You are selling a TV for $100 and the buyer says they will pay 8% interest if they can pay you in a year. The present value formula is cash flow divided by (1+ interest rate).

In the case of the TV, that would be 100 divided by 1+8% = 108.

If you sold the TV and got $100 on the spot, the present value is $100. If you took the deal of $108 in a year, it's not valued at $108 today because you don't have it.

To find the present value of the $108 you'll receive in the future, you need to figure out how much you have to invest today to get the $108 in a year.

The present value of $108 in a year with 8% interest is $108 divided by 1.08 (1+8%) = $100.00.

**The Risks**

Of course, that could be a risky deal. The buyer may take the TV and run.

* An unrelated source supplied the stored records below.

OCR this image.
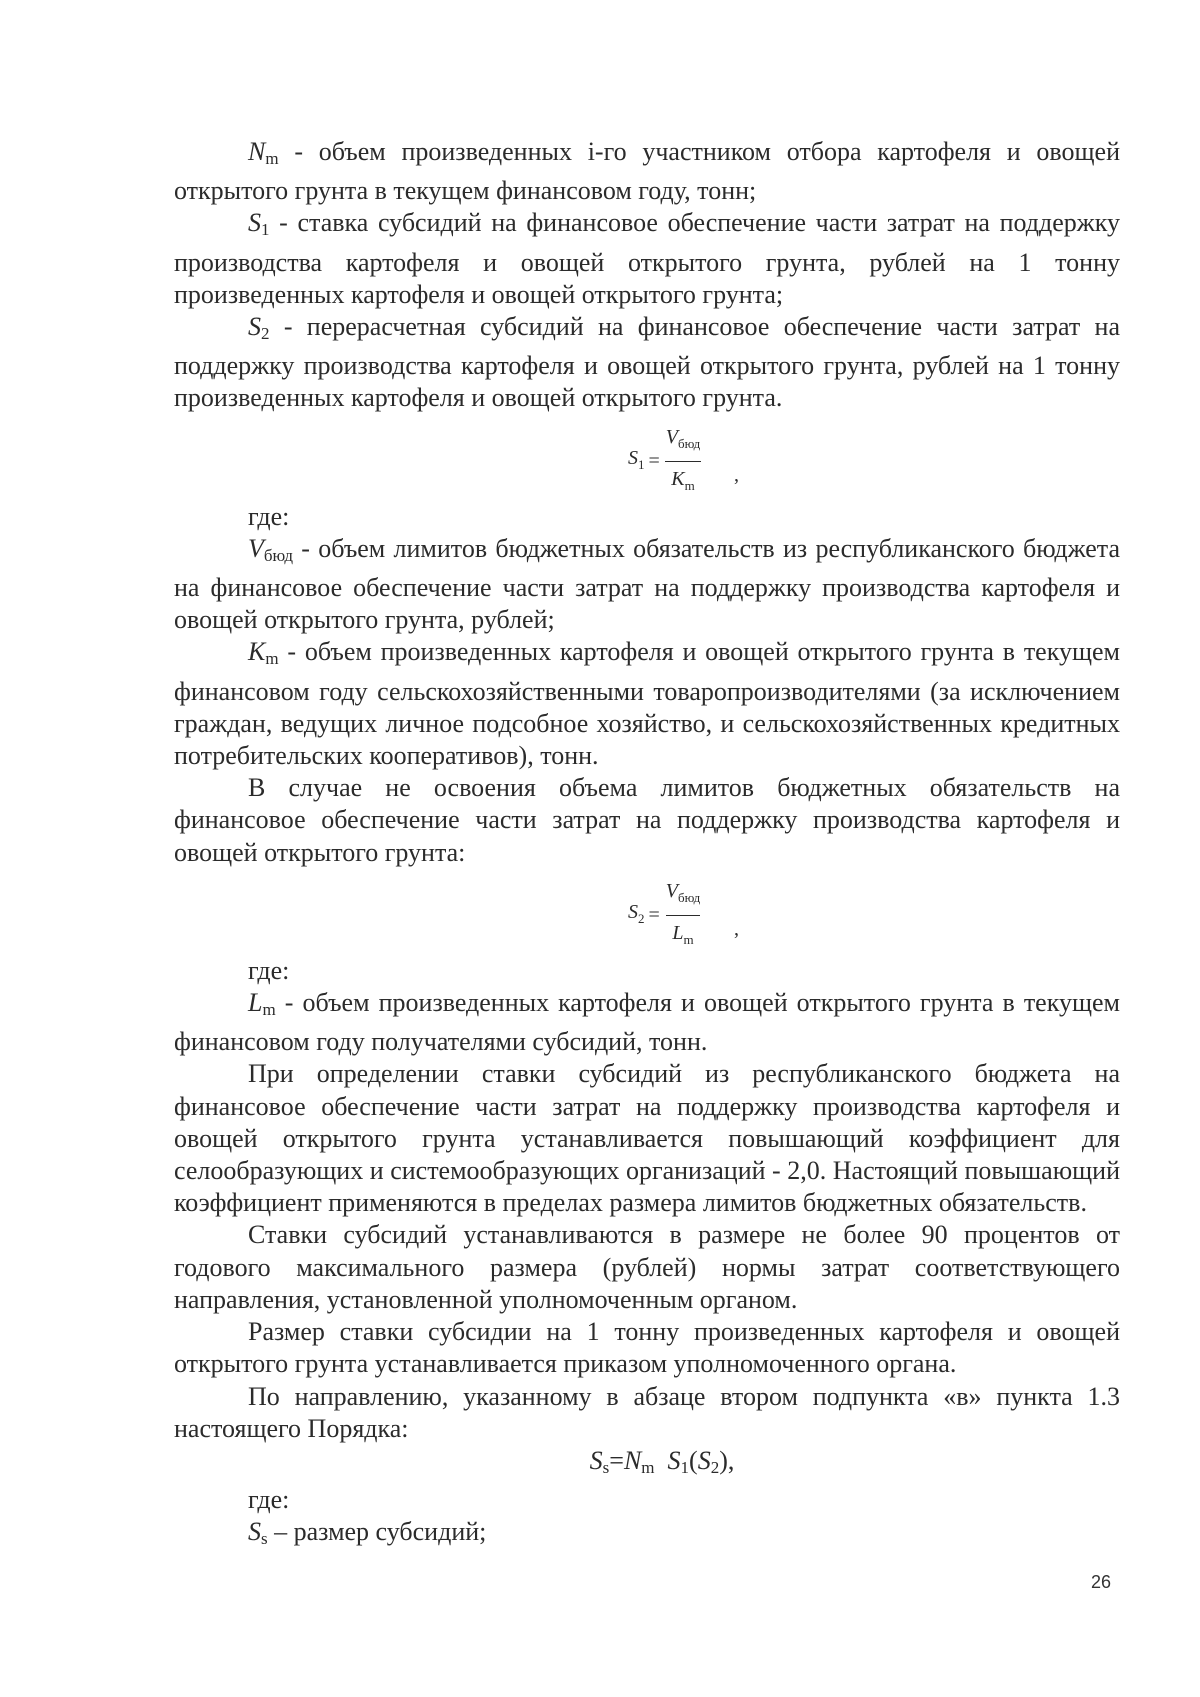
$N_m$ - объем произведенных i-го участником отбора картофеля и овощей открытого грунта в текущем финансовом году, тонн;

$S_1$ - ставка субсидий на финансовое обеспечение части затрат на поддержку производства картофеля и овощей открытого грунта, рублей на 1 тонну произведенных картофеля и овощей открытого грунта;

$S_2$ - перерасчетная субсидий на финансовое обеспечение части затрат на поддержку производства картофеля и овощей открытого грунта, рублей на 1 тонну произведенных картофеля и овощей открытого грунта.

$S_1 = \frac{V_{бюд}}{K_m}$ ,

где:

$V_{бюд}$ - объем лимитов бюджетных обязательств из республиканского бюджета на финансовое обеспечение части затрат на поддержку производства картофеля и овощей открытого грунта, рублей;

$K_m$ - объем произведенных картофеля и овощей открытого грунта в текущем финансовом году сельскохозяйственными товаропроизводителями (за исключением граждан, ведущих личное подсобное хозяйство, и сельскохозяйственных кредитных потребительских кооперативов), тонн.

В случае не освоения объема лимитов бюджетных обязательств на финансовое обеспечение части затрат на поддержку производства картофеля и овощей открытого грунта:

$S_2 = \frac{V_{бюд}}{L_m}$ ,

где:

$L_m$ - объем произведенных картофеля и овощей открытого грунта в текущем финансовом году получателями субсидий, тонн.

При определении ставки субсидий из республиканского бюджета на финансовое обеспечение части затрат на поддержку производства картофеля и овощей открытого грунта устанавливается повышающий коэффициент для селообразующих и системообразующих организаций - 2,0. Настоящий повышающий коэффициент применяются в пределах размера лимитов бюджетных обязательств.

Ставки субсидий устанавливаются в размере не более 90 процентов от годового максимального размера (рублей) нормы затрат соответствующего направления, установленной уполномоченным органом.

Размер ставки субсидии на 1 тонну произведенных картофеля и овощей открытого грунта устанавливается приказом уполномоченного органа.

По направлению, указанному в абзаце втором подпункта «в» пункта 1.3 настоящего Порядка:

$S_s=N_m$ $S_1(S_2)$,

где:

$S_s$ – размер субсидий;

26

Now, you're out a TV and the money.

In business, most deals aren't that cut and dry when it comes to risk. But, future payoffs aren't certain either. There's always the chance you won't get the return you expect.

If you took the $100 from a buyer and deposited it into your savings account (let's say it earns has 2% interest), you're guaranteed to have $102 in a year. There was no risk to you since you got your money either way.

It's always riskier to invest with a third party or non-bank. The U.S. federal government backs banks whereas they don't in all cases involving third-party institutions.